Hz. Peygamber’in beşeriyet yönü, sıfat ve özellikleri siyer ve tarih kitaplarında anlatılmıştır. Ancak o mübarek zatın mânevî şahsiyetinin ve kudsî mahiyetinin yüksekliği ve nuraniyeti, siyer ve tarih kitaplarında anlatılan vasıf ve özelliklere uygun düşmüyor ve o yüksek manevî boya muvafık gelmiyor. Onun şahs-ı mânevîsinin büyüklüğünü anlamak için, “es-sebebü ke’l-fâil = Sebeb olan yapan gibidir” sırrınca, onun kazandığı sevaplara bakmak lazımdır. Bu sır gereğince her gün onun kemâlât sayfasına ümmetin tamamının yaptığı ibadetlerin sevabı kadar büyük bir ilave yapılmaktadır. Nihayetsiz bir şekilde, nihayetsiz bir istidât ile nihayetsiz ilâhî rahmete mazhar olduğu gibi, her gün ümmetinin hadsiz dualarına mazhar oluyor. Elbette kâinatın neticesi, en mükemmel meyvesi, kâinat Hâlikının tercümanı ve sevgilisi olan o mübarek zâtın mahiyetinin tamamı ve sahip olduğu kemâlat hakikati, siyer ve tarih kitaplarında geçen hal, hareket ve davranışlara sığışmaz. Meselâ, Bedir savaşında Hz. Cebrâil ve Mîkâil, iki muhafız yaver hükmünde onun yanında bulunmuştu. Şimdi bu mübarek zâtın mânevî yüksekliğini, çarşı içinde bedevî bir araptan at satın alırken onunla yaptığı tartışma hali veya Huzeyme’yi tek kişi olarak şahid göstermesindeki tavrı içine sığıştırmak mümkün olmaz. 
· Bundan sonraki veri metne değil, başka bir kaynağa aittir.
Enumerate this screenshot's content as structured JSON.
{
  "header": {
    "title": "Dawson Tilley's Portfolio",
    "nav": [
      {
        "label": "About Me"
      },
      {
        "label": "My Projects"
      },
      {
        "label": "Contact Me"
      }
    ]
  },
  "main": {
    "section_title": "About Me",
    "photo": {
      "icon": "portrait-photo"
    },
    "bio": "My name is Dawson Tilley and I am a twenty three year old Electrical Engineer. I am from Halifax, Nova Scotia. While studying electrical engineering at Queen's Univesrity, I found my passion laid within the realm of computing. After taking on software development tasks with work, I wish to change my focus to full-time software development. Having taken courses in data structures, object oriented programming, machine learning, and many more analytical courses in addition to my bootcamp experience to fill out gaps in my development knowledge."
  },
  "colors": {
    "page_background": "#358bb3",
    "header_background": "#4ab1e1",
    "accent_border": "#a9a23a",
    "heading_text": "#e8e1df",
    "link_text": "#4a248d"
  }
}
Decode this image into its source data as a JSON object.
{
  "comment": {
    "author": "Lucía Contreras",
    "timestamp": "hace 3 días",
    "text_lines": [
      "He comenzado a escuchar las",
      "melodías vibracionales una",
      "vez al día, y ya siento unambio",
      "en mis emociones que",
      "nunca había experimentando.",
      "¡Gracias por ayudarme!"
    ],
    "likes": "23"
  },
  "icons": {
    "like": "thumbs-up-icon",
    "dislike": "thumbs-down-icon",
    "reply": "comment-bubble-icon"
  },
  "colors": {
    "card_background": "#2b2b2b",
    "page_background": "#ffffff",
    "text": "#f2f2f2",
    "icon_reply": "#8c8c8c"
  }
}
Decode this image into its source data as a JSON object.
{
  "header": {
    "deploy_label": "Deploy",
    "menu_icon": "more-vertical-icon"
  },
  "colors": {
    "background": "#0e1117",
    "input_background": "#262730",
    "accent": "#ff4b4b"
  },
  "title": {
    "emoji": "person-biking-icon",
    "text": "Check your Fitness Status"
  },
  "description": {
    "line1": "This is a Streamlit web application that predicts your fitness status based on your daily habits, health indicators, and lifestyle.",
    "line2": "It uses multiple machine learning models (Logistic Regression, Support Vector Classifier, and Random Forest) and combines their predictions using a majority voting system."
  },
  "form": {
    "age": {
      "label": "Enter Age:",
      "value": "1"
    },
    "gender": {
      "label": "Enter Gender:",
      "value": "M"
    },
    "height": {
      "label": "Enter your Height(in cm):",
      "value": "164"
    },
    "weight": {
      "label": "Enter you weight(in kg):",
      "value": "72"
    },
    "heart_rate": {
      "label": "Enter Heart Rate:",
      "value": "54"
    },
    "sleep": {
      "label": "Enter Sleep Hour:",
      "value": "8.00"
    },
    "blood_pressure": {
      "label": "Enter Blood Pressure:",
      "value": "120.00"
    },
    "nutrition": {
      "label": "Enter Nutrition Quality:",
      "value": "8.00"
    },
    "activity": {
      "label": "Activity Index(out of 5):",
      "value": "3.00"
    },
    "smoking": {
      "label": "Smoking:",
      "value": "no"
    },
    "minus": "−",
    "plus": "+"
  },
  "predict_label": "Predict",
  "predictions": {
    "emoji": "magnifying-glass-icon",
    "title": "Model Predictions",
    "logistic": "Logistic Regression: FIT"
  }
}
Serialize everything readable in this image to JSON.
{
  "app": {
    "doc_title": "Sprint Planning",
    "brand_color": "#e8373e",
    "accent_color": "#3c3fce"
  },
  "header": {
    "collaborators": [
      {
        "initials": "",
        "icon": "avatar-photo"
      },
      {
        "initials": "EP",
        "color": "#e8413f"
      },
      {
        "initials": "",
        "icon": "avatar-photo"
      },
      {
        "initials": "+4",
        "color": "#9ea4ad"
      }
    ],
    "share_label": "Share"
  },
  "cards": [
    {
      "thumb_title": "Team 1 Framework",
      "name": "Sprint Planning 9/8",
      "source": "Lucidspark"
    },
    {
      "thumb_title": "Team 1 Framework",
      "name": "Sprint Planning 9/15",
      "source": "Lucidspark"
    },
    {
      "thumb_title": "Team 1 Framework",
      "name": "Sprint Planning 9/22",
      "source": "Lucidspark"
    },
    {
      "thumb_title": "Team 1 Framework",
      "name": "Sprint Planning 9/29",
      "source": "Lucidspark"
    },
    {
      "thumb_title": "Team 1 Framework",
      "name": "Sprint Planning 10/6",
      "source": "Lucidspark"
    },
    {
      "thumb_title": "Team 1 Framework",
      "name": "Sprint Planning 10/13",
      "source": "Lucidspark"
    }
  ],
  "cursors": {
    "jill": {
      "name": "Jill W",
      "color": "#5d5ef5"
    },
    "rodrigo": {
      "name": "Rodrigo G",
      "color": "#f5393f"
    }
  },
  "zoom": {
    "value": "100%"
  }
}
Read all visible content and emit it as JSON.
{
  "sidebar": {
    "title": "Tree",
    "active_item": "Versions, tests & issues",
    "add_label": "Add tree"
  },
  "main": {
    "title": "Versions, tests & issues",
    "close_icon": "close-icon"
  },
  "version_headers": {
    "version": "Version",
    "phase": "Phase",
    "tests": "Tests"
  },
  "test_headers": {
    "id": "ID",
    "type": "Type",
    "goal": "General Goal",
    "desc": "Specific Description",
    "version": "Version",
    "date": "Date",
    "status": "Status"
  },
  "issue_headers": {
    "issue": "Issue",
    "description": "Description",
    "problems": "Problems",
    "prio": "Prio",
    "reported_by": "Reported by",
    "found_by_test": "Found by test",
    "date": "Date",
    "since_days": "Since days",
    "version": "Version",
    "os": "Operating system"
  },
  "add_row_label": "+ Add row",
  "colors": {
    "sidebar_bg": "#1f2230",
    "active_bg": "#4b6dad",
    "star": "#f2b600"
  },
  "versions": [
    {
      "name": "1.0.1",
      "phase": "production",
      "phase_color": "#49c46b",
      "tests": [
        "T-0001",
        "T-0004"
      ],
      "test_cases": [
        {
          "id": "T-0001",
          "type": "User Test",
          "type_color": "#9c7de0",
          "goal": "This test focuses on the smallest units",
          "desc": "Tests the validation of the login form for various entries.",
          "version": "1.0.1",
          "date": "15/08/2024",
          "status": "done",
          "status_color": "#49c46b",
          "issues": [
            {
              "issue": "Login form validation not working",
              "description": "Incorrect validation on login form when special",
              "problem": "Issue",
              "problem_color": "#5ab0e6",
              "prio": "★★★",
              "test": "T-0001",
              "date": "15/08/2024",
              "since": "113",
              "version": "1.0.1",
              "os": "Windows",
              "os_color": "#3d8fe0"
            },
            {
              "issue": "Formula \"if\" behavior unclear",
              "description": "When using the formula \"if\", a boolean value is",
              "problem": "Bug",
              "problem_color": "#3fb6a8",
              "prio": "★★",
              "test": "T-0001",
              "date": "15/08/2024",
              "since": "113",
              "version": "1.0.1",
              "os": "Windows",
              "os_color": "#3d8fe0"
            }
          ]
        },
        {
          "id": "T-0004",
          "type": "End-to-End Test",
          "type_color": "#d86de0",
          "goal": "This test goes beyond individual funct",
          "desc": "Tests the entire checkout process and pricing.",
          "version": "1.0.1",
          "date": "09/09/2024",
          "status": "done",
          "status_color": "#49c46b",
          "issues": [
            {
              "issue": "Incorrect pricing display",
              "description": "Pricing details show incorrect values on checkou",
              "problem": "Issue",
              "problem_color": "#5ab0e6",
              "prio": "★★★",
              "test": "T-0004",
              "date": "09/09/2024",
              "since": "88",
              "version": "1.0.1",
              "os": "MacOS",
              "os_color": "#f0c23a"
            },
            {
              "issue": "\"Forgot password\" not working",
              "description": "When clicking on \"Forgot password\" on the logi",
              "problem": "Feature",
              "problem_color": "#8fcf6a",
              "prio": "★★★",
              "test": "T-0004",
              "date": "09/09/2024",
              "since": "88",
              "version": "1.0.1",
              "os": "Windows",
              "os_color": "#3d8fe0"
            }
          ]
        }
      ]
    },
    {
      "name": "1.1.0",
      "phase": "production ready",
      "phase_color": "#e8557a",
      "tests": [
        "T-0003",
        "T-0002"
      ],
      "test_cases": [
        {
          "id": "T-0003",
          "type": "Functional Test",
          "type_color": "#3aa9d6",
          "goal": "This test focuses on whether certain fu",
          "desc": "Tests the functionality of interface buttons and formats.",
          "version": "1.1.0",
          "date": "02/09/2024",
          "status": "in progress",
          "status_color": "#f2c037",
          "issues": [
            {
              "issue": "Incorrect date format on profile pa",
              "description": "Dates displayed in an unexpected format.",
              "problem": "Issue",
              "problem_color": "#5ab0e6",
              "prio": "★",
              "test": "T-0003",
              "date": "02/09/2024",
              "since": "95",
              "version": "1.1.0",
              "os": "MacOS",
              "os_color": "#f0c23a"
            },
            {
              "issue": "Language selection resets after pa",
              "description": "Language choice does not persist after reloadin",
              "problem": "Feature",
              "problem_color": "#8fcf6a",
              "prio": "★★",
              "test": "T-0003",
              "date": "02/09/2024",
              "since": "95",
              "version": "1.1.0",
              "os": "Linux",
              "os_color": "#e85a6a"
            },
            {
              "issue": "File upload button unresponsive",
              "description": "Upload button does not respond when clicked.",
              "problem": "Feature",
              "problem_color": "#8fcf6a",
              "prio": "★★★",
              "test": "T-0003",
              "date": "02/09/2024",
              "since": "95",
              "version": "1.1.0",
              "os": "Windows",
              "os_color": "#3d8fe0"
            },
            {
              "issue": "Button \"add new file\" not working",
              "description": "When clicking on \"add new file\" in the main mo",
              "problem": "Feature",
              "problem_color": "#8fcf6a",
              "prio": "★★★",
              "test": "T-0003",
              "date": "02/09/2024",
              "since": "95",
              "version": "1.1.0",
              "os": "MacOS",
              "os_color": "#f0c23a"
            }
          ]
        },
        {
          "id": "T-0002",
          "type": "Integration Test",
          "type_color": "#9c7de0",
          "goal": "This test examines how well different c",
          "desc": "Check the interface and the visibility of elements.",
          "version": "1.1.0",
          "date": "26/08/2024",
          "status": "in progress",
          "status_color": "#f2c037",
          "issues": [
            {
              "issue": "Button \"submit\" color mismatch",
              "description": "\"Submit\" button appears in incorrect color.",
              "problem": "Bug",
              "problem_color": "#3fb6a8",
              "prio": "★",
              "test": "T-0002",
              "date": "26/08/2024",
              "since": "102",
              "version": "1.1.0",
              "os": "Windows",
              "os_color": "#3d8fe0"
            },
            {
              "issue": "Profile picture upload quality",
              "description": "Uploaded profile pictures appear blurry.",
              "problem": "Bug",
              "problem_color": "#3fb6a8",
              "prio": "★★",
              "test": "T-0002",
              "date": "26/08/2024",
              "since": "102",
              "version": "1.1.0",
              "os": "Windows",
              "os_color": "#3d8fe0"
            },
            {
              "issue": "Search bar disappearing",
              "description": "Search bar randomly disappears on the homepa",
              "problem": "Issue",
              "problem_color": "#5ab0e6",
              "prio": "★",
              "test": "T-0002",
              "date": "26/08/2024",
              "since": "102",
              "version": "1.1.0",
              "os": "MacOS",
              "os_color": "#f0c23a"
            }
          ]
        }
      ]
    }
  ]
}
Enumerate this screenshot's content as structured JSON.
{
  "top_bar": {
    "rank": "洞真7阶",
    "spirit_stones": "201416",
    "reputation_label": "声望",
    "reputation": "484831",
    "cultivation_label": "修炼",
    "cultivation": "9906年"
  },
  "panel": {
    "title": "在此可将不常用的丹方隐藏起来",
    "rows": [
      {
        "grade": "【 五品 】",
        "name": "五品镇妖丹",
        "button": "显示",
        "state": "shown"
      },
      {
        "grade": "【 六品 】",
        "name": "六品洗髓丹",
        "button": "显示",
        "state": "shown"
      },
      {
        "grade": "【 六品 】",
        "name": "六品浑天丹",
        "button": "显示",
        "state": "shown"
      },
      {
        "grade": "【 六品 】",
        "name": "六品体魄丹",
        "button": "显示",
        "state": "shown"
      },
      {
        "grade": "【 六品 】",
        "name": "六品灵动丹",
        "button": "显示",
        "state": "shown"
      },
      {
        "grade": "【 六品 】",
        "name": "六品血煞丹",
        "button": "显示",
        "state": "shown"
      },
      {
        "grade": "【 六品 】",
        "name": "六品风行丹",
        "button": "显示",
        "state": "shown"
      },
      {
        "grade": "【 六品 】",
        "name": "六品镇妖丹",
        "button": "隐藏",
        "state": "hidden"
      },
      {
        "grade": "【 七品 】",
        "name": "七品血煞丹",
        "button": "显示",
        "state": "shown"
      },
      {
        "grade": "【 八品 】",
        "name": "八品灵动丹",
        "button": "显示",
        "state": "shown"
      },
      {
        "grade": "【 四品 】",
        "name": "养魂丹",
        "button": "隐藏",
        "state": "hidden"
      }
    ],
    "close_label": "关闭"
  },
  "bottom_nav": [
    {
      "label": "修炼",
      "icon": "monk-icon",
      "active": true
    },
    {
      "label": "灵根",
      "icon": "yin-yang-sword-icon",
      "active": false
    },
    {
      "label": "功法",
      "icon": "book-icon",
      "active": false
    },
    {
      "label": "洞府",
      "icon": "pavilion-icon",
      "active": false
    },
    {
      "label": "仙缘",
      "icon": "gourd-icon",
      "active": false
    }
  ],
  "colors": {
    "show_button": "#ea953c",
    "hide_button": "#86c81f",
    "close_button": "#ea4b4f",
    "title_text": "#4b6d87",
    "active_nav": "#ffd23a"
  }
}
Bu gibi durumlarda bir kimse yanlış yapmamak için, her vakit beşerî mahiyeti itibariyle işitilen sıradan özellikleri içinden başını kaldırıp, o resûlün hakikî mahiyetinde ve peygamberlik makamında durup onun mânevî şahsiyetinin yüksekliğine ve nuraniyetine oradan bakması lazımdır. Aksi takdirde onun manevî şahsiyetine karşı ya hürmetsizlik eder veya şüpheye düşer. 

Resûl-i Ekrem bir hurma çekirdeğine veya bir tavus kuşu yumurtasına benzer. Hurma çekirdeği toprak altına konulduğu zaman, yeşerir, büyür ve meyveli bir ağaç olur. Gittikçe gelişir ve büyür. Yine bir tavus kuşu yumurtası belli bir sıcaklık altında tutulduğu vakit, ondan bir tavus civcivi çıkar. Sonra her tarafı kudretten yazılı ve yaldızlı bir tavus kuşu olur. Gittikçe daha da büyük ve güzelleşir. Şimdi şu çekirdek ve yumurtaya ait bazı sıfatlar ve özellikler var. Bunların içinde incecik maddeler bulunur. Bunlardan meydana gelen ağaç ve kuşun da, o çekirdek ve yumurtaya nisbetle çok daha büyük özellik ve keyfiyetleri vardır. O çekirdek ve yumurtanın özellikleriyle ağaç ve kuşun özelliklerini birleştirenler yanlış yapmamak istiyorlarsa, her zaman nazarlarını çekirdekten ağaca, yumurtadan kuşa çevirmeleri gerekir. Aksi takdirde “Bir dirhem çekirdekten bir batman hurma aldım” veya “Şu yumurta semada uçan kuşların sultanıdır” demek mecburiyetinde kalır; gerçeği yalanlar ve inkâra sapar.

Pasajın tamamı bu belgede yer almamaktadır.